Current PSNI Assistant Chief Constable George Hamilton will take over from outgoing chief Matt Baggott when he retires in September, the NI Policing Board announced.
Mr Hamilton was vying with Metropolitan Police Assistant Commissioner Cressida Dick and Garda Assistant Commissioner Derek Byrne for the high- profile €240,000-a-year job.
The father-of-four from Bangor was the only officer in the PSNI eligible to apply for the post after the Policing Board, which is the PSNI's oversight body, opted to retain the controversial criterion which required all candidates to have served at senior command level outside Northern Ireland.
He served as assistant chief constable in Strathclyde from 2009 to 2011 and also worked in England for three years on a range of police training and organisational development projects
Mr Hamilton first joined the Royal Ulster Constabulary in 1985 and steadily worked his way through the ranks, including detective superintendent, detective chief inspector and district commander.
He holds a Bachelor of Arts degree in politics and economics and a Masters in business administration. He is a member of the Institute of Directors and the FBI Law Enforcement Executive Leadership Association.
As Assistant Chief Constable to Mr Baggott, he is currently responsible for rural policing in Northern Ireland – an area which covers approximately 4,500 square miles (11,700 sq km) and a population of approximately 900,000.
A nine-member Policing Board appointment panel interviewed all three candidates throughout today.
The choice of Mr Hamilton was approved by Stormont Justice Minister David Ford.
Policing Board chair Anne Connolly said: “I am pleased to announce that the Policing Board has appointed ACC George Hamilton as the new PSNI Chief Constable. The position has been accepted and the formal date of appointment will be confirmed in the next number of days.
“ACC Hamilton brings wide-ranging experience to this important job and has the necessary skills to lead the PSNI forward. As a Board, we are looking forward to working closely with the new Chief Constable in dealing with the issues facing policing and agreeing a programme of work that supports community confidence in policing.”
Ms Connolly also thanked the unsuccessful candidates.
“The Board was very impressed with the calibre of candidates who applied for the Chief Constable job.
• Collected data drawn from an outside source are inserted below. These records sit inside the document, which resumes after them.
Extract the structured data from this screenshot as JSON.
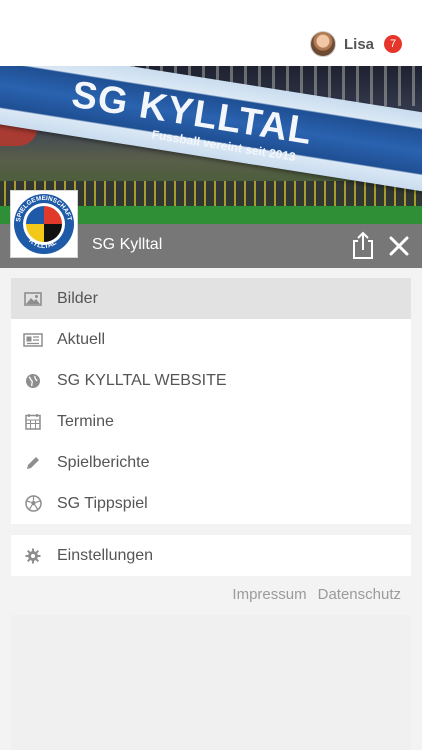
{
  "user": {
    "name": "Lisa",
    "notification_count": "7"
  },
  "banner": {
    "flag_title": "SG KYLLTAL",
    "flag_subtitle": "Fussball vereint seit 2013"
  },
  "club": {
    "name": "SG Kylltal",
    "logo_top_text": "SPIELGEMEINSCHAFT",
    "logo_bottom_text": "KYLLTAL"
  },
  "menu": {
    "items": [
      {
        "label": "Bilder",
        "icon": "image-icon",
        "active": true
      },
      {
        "label": "Aktuell",
        "icon": "newspaper-icon",
        "active": false
      },
      {
        "label": "SG KYLLTAL WEBSITE",
        "icon": "globe-icon",
        "active": false
      },
      {
        "label": "Termine",
        "icon": "calendar-icon",
        "active": false
      },
      {
        "label": "Spielberichte",
        "icon": "pencil-icon",
        "active": false
      },
      {
        "label": "SG Tippspiel",
        "icon": "soccer-ball-icon",
        "active": false
      }
    ],
    "settings_label": "Einstellungen",
    "settings_icon": "gear-icon"
  },
  "footer": {
    "impressum": "Impressum",
    "datenschutz": "Datenschutz"
  },
  "colors": {
    "accent_badge": "#e6352b",
    "club_bar": "#777777",
    "active_item": "#e2e2e2",
    "text": "#555555",
    "link": "#9b9b9b"
  }
}
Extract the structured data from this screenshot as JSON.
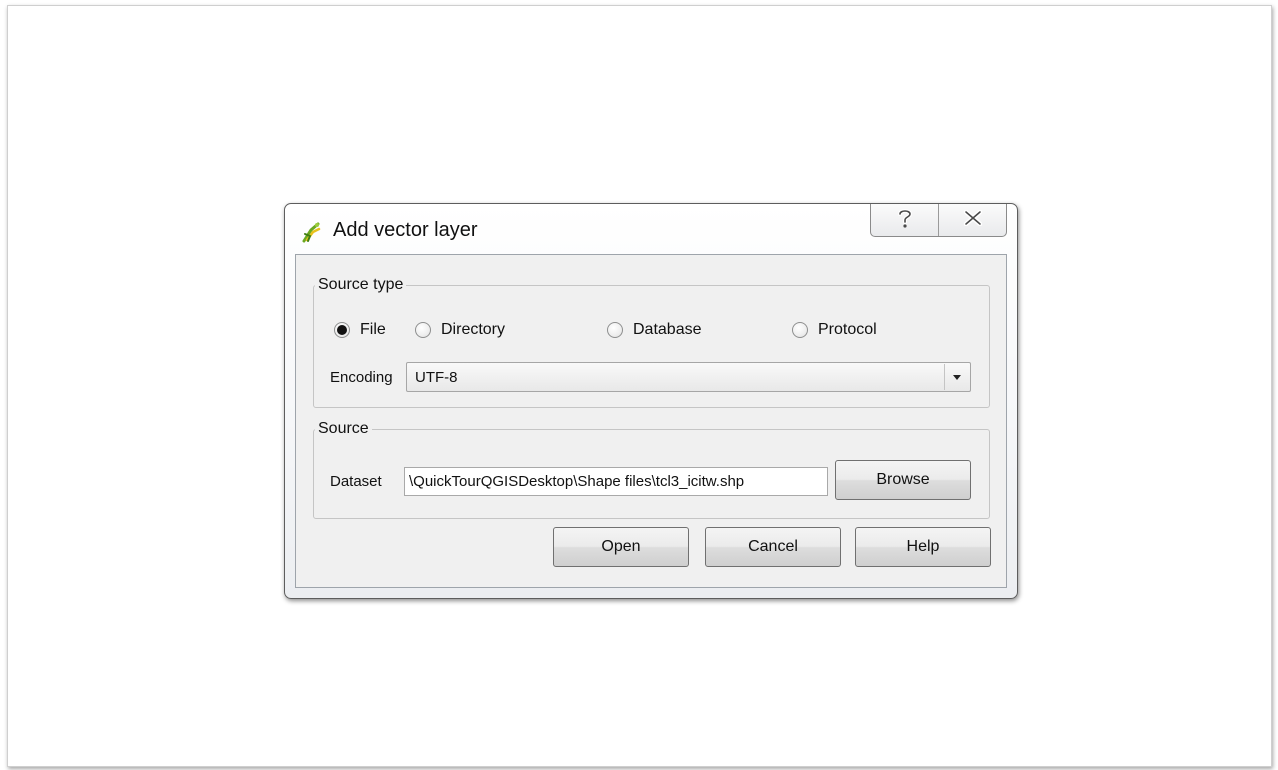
{
  "dialog": {
    "title": "Add vector layer",
    "caption_buttons": {
      "help_icon": "help-question-icon",
      "close_icon": "close-x-icon"
    }
  },
  "source_type": {
    "group_title": "Source type",
    "options": [
      {
        "label": "File",
        "selected": true
      },
      {
        "label": "Directory",
        "selected": false
      },
      {
        "label": "Database",
        "selected": false
      },
      {
        "label": "Protocol",
        "selected": false
      }
    ],
    "encoding_label": "Encoding",
    "encoding_value": "UTF-8"
  },
  "source": {
    "group_title": "Source",
    "dataset_label": "Dataset",
    "dataset_value": "\\QuickTourQGISDesktop\\Shape files\\tcl3_icitw.shp",
    "browse_label": "Browse"
  },
  "buttons": {
    "open": "Open",
    "cancel": "Cancel",
    "help": "Help"
  },
  "colors": {
    "window_bg": "#f0f0f0",
    "border": "#5d5d5d",
    "icon_green": "#6aa820",
    "icon_yellow": "#e8c21c"
  }
}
They had a vast amount of policing expertise and I would like to thank each of them for their interest,” she said.
Mr Baggott is stepping down in the autumn after five years in the role.
There is currently a period of significant flux at the top command levels of the PSNI. At the end of March, Deputy Chief Constable Judith Gillespie retired.
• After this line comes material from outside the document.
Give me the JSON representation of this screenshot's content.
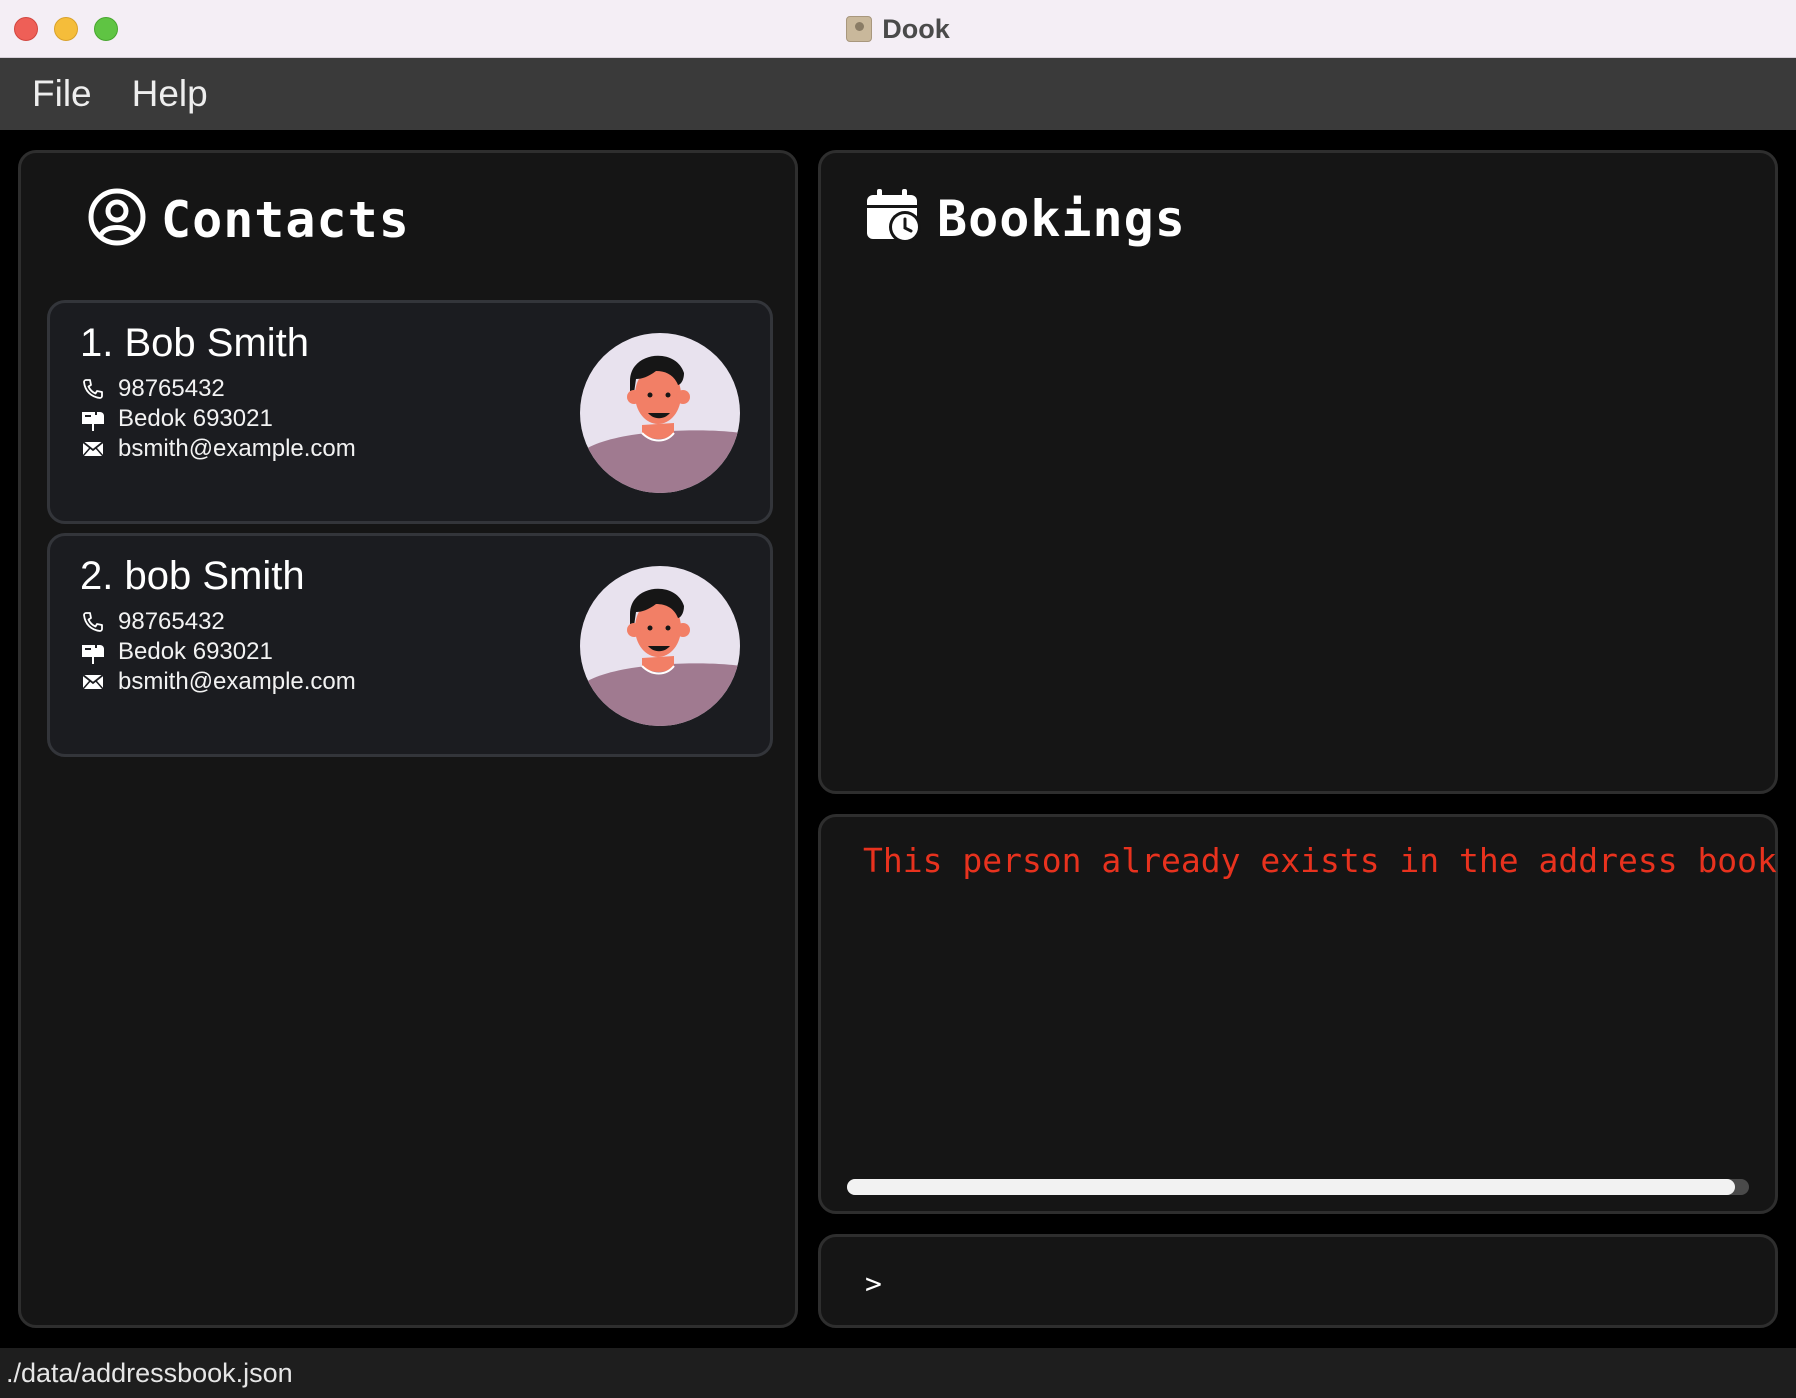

Mr Hamilton faces a stacked in-tray when he takes over the reins from Mr Baggott.
The PSNI is currently trying to balance a dwindling budget with its ongoing fight against dissident republican terrorism.
Its resources are also being stretched trying to fulfil its obligations to both investigate and provide information to the Coroners Service in regard to historic Troubles-related cases.
Also, last year almost 850 officers were injured in rioting linked to disputes over flags and parades.
With Northern Ireland’s politicians having failed to strike any deal to resolve the issues, the spectre of a recurrence of disorder this summer again looms large.